Pole Position

I find the Review section of the Wall Street Journal to be must-reading. But I’m inevitably backed up because, well, who has the time? (The feeling is apparently not exclusive, considering the latest tagline for the paper is “People who don’t have time make time to read the Wall Street Journal.” The commercials, featuring various entrepreneurs, are slick and no doubt costly. But they’re certainly better than those Time commercials from the 1980s, in which if you act now, you can get a free alarm clock telephone. Yes, the phone is actually connected to the radio! And remember that corny jingle? Time flies, and you are there. Time cries, and let’s you share.)

In any event, I’m just catching up with the Review section, including the Weekend Confidential column by Alexandra Wolfe. I’ve always gained some insight into her subjects, who include inventors, actors, artists, and musicians. Donald Sutherland, for instance, was urged by his father to major in engineering at the University of Toronto. Instead, he earned a degree in English literature.

That didn’t last long. “They didn’t like me, and I didn’t like them,” he remembers, adding that one teacher said that his voice should be an octave higher and “was unsuitable for English theater.” Before long, she suggested that he leave theater and drive a truck instead. “I suggested if I were to drive a truck she should be careful walking the streets.”

But, for some reason, the one passage that sticks with me comes from Wolfe’s summer profile of rapper 50 Cent (né Curtis Jackson), just prior to his bankruptcy woes.

These days, Mr.
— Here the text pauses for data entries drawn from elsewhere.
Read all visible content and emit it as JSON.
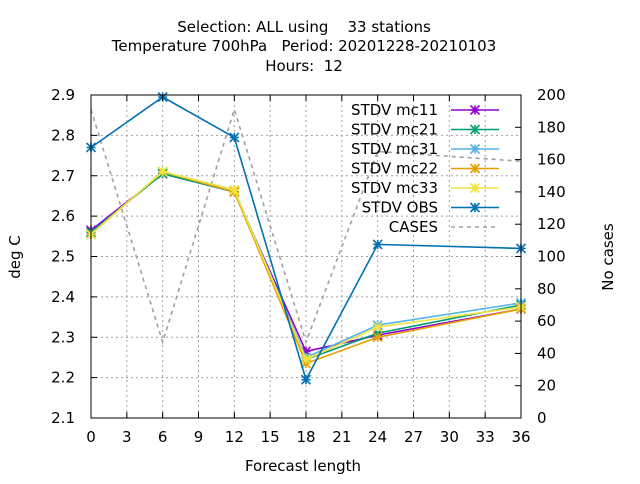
{
  "chart_data": {
    "type": "line",
    "title_lines": [
      "Selection: ALL using    33 stations",
      "Temperature 700hPa   Period: 20201228-20210103",
      "Hours:  12"
    ],
    "xlabel": "Forecast length",
    "ylabel": "deg C",
    "y2label": "No cases",
    "xlim": [
      0,
      36
    ],
    "ylim": [
      2.1,
      2.9
    ],
    "y2lim": [
      0,
      200
    ],
    "xticks": [
      "0",
      "3",
      "6",
      "9",
      "12",
      "15",
      "18",
      "21",
      "24",
      "27",
      "30",
      "33",
      "36"
    ],
    "yticks": [
      "2.1",
      "2.2",
      "2.3",
      "2.4",
      "2.5",
      "2.6",
      "2.7",
      "2.8",
      "2.9"
    ],
    "y2ticks": [
      "0",
      "20",
      "40",
      "60",
      "80",
      "100",
      "120",
      "140",
      "160",
      "180",
      "200"
    ],
    "grid": true,
    "legend_position": "top-right",
    "series": [
      {
        "name": "STDV mc11",
        "color": "#9400d3",
        "marker": "x-star",
        "axis": "y",
        "x": [
          0,
          6,
          12,
          18,
          24,
          36
        ],
        "values": [
          2.565,
          2.705,
          2.66,
          2.265,
          2.305,
          2.37
        ]
      },
      {
        "name": "STDV mc21",
        "color": "#009e73",
        "marker": "x-star",
        "axis": "y",
        "x": [
          0,
          6,
          12,
          18,
          24,
          36
        ],
        "values": [
          2.56,
          2.705,
          2.66,
          2.245,
          2.31,
          2.38
        ]
      },
      {
        "name": "STDV mc31",
        "color": "#56b4e9",
        "marker": "x-star",
        "axis": "y",
        "x": [
          0,
          6,
          12,
          18,
          24,
          36
        ],
        "values": [
          2.555,
          2.71,
          2.665,
          2.25,
          2.33,
          2.385
        ]
      },
      {
        "name": "STDV mc22",
        "color": "#e69f00",
        "marker": "x-star",
        "axis": "y",
        "x": [
          0,
          6,
          12,
          18,
          24,
          36
        ],
        "values": [
          2.555,
          2.71,
          2.66,
          2.235,
          2.3,
          2.37
        ]
      },
      {
        "name": "STDV mc33",
        "color": "#f0e442",
        "marker": "x-star",
        "axis": "y",
        "x": [
          0,
          6,
          12,
          18,
          24,
          36
        ],
        "values": [
          2.555,
          2.71,
          2.665,
          2.245,
          2.325,
          2.375
        ]
      },
      {
        "name": "STDV OBS",
        "color": "#0072b2",
        "marker": "x-star",
        "axis": "y",
        "x": [
          0,
          6,
          12,
          18,
          24,
          36
        ],
        "values": [
          2.77,
          2.895,
          2.795,
          2.195,
          2.53,
          2.52
        ]
      },
      {
        "name": "CASES",
        "color": "#a0a0a0",
        "marker": "none",
        "dashed": true,
        "axis": "y2",
        "x": [
          0,
          6,
          12,
          18,
          24,
          36
        ],
        "values": [
          191,
          47,
          191,
          47,
          165,
          159
        ]
      }
    ]
  }
}
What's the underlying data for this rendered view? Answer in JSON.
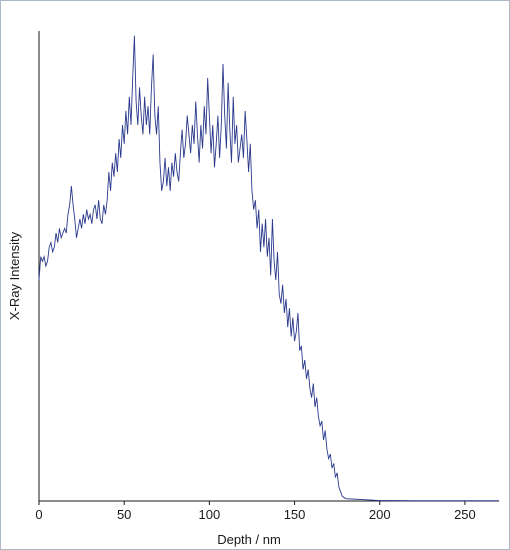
{
  "chart_data": {
    "type": "line",
    "xlabel": "Depth / nm",
    "ylabel": "X-Ray Intensity",
    "xlim": [
      0,
      270
    ],
    "ylim": [
      0,
      1
    ],
    "x_ticks": [
      0,
      50,
      100,
      150,
      200,
      250
    ],
    "y_ticks_shown": false,
    "grid": false,
    "legend": "none",
    "series": [
      {
        "color": "#2b3a8c",
        "points": [
          [
            0,
            0.47
          ],
          [
            1,
            0.52
          ],
          [
            2,
            0.51
          ],
          [
            3,
            0.52
          ],
          [
            4,
            0.5
          ],
          [
            5,
            0.51
          ],
          [
            6,
            0.54
          ],
          [
            7,
            0.55
          ],
          [
            8,
            0.53
          ],
          [
            9,
            0.54
          ],
          [
            10,
            0.57
          ],
          [
            11,
            0.55
          ],
          [
            12,
            0.58
          ],
          [
            13,
            0.56
          ],
          [
            14,
            0.57
          ],
          [
            15,
            0.58
          ],
          [
            16,
            0.57
          ],
          [
            17,
            0.61
          ],
          [
            18,
            0.63
          ],
          [
            19,
            0.67
          ],
          [
            20,
            0.63
          ],
          [
            21,
            0.6
          ],
          [
            22,
            0.56
          ],
          [
            23,
            0.58
          ],
          [
            24,
            0.6
          ],
          [
            25,
            0.58
          ],
          [
            26,
            0.61
          ],
          [
            27,
            0.59
          ],
          [
            28,
            0.62
          ],
          [
            29,
            0.6
          ],
          [
            30,
            0.61
          ],
          [
            31,
            0.59
          ],
          [
            32,
            0.62
          ],
          [
            33,
            0.63
          ],
          [
            34,
            0.6
          ],
          [
            35,
            0.64
          ],
          [
            36,
            0.6
          ],
          [
            37,
            0.59
          ],
          [
            38,
            0.63
          ],
          [
            39,
            0.61
          ],
          [
            40,
            0.64
          ],
          [
            41,
            0.7
          ],
          [
            42,
            0.66
          ],
          [
            43,
            0.72
          ],
          [
            44,
            0.69
          ],
          [
            45,
            0.74
          ],
          [
            46,
            0.7
          ],
          [
            47,
            0.77
          ],
          [
            48,
            0.73
          ],
          [
            49,
            0.8
          ],
          [
            50,
            0.76
          ],
          [
            51,
            0.83
          ],
          [
            52,
            0.78
          ],
          [
            53,
            0.86
          ],
          [
            54,
            0.8
          ],
          [
            55,
            0.9
          ],
          [
            56,
            0.99
          ],
          [
            57,
            0.85
          ],
          [
            58,
            0.8
          ],
          [
            59,
            0.88
          ],
          [
            60,
            0.82
          ],
          [
            61,
            0.78
          ],
          [
            62,
            0.86
          ],
          [
            63,
            0.8
          ],
          [
            64,
            0.84
          ],
          [
            65,
            0.78
          ],
          [
            66,
            0.88
          ],
          [
            67,
            0.95
          ],
          [
            68,
            0.82
          ],
          [
            69,
            0.78
          ],
          [
            70,
            0.84
          ],
          [
            71,
            0.72
          ],
          [
            72,
            0.66
          ],
          [
            73,
            0.68
          ],
          [
            74,
            0.73
          ],
          [
            75,
            0.67
          ],
          [
            76,
            0.71
          ],
          [
            77,
            0.66
          ],
          [
            78,
            0.72
          ],
          [
            79,
            0.69
          ],
          [
            80,
            0.74
          ],
          [
            81,
            0.7
          ],
          [
            82,
            0.68
          ],
          [
            83,
            0.74
          ],
          [
            84,
            0.79
          ],
          [
            85,
            0.73
          ],
          [
            86,
            0.76
          ],
          [
            87,
            0.82
          ],
          [
            88,
            0.78
          ],
          [
            89,
            0.74
          ],
          [
            90,
            0.8
          ],
          [
            91,
            0.76
          ],
          [
            92,
            0.85
          ],
          [
            93,
            0.78
          ],
          [
            94,
            0.72
          ],
          [
            95,
            0.8
          ],
          [
            96,
            0.75
          ],
          [
            97,
            0.84
          ],
          [
            98,
            0.78
          ],
          [
            99,
            0.9
          ],
          [
            100,
            0.82
          ],
          [
            101,
            0.74
          ],
          [
            102,
            0.8
          ],
          [
            103,
            0.71
          ],
          [
            104,
            0.76
          ],
          [
            105,
            0.82
          ],
          [
            106,
            0.73
          ],
          [
            107,
            0.8
          ],
          [
            108,
            0.93
          ],
          [
            109,
            0.82
          ],
          [
            110,
            0.75
          ],
          [
            111,
            0.89
          ],
          [
            112,
            0.79
          ],
          [
            113,
            0.72
          ],
          [
            114,
            0.86
          ],
          [
            115,
            0.76
          ],
          [
            116,
            0.8
          ],
          [
            117,
            0.72
          ],
          [
            118,
            0.75
          ],
          [
            119,
            0.78
          ],
          [
            120,
            0.73
          ],
          [
            121,
            0.83
          ],
          [
            122,
            0.77
          ],
          [
            123,
            0.7
          ],
          [
            124,
            0.76
          ],
          [
            125,
            0.66
          ],
          [
            126,
            0.62
          ],
          [
            127,
            0.64
          ],
          [
            128,
            0.58
          ],
          [
            129,
            0.62
          ],
          [
            130,
            0.53
          ],
          [
            131,
            0.59
          ],
          [
            132,
            0.54
          ],
          [
            133,
            0.6
          ],
          [
            134,
            0.52
          ],
          [
            135,
            0.56
          ],
          [
            136,
            0.48
          ],
          [
            137,
            0.6
          ],
          [
            138,
            0.51
          ],
          [
            139,
            0.47
          ],
          [
            140,
            0.53
          ],
          [
            141,
            0.44
          ],
          [
            142,
            0.42
          ],
          [
            143,
            0.46
          ],
          [
            144,
            0.4
          ],
          [
            145,
            0.43
          ],
          [
            146,
            0.37
          ],
          [
            147,
            0.41
          ],
          [
            148,
            0.35
          ],
          [
            149,
            0.39
          ],
          [
            150,
            0.34
          ],
          [
            151,
            0.36
          ],
          [
            152,
            0.4
          ],
          [
            153,
            0.32
          ],
          [
            154,
            0.33
          ],
          [
            155,
            0.28
          ],
          [
            156,
            0.3
          ],
          [
            157,
            0.26
          ],
          [
            158,
            0.28
          ],
          [
            159,
            0.24
          ],
          [
            160,
            0.22
          ],
          [
            161,
            0.25
          ],
          [
            162,
            0.2
          ],
          [
            163,
            0.22
          ],
          [
            164,
            0.18
          ],
          [
            165,
            0.16
          ],
          [
            166,
            0.17
          ],
          [
            167,
            0.13
          ],
          [
            168,
            0.15
          ],
          [
            169,
            0.11
          ],
          [
            170,
            0.09
          ],
          [
            171,
            0.1
          ],
          [
            172,
            0.07
          ],
          [
            173,
            0.08
          ],
          [
            174,
            0.05
          ],
          [
            175,
            0.06
          ],
          [
            176,
            0.03
          ],
          [
            177,
            0.02
          ],
          [
            178,
            0.01
          ],
          [
            180,
            0.005
          ],
          [
            185,
            0.004
          ],
          [
            190,
            0.003
          ],
          [
            195,
            0.002
          ],
          [
            200,
            0.001
          ],
          [
            210,
            0.0008
          ],
          [
            220,
            0.0005
          ],
          [
            230,
            0.0005
          ],
          [
            240,
            0.0005
          ],
          [
            250,
            0.0005
          ],
          [
            260,
            0.0005
          ],
          [
            270,
            0.0005
          ]
        ]
      }
    ]
  }
}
Jackson lives a comfortable life in Farmington, Conn., a quiet town near Hartford…. He bought his 50,000-square-foot mansion for $4.1 million in 2003 from the boxer Mike Tyson and, since then, has tried to sell it. He listed it in 2007 for $18.5 million and later dropped the price to $10 million. He took it off the market in 2012. The house has over 20 bedrooms, a gym and a disco with stripper poles. He has two children with two former girlfriends.

Merry Christmas. May your New Year dreams come true. Even if those dreams include stripper poles in your Farmington, Conn., home.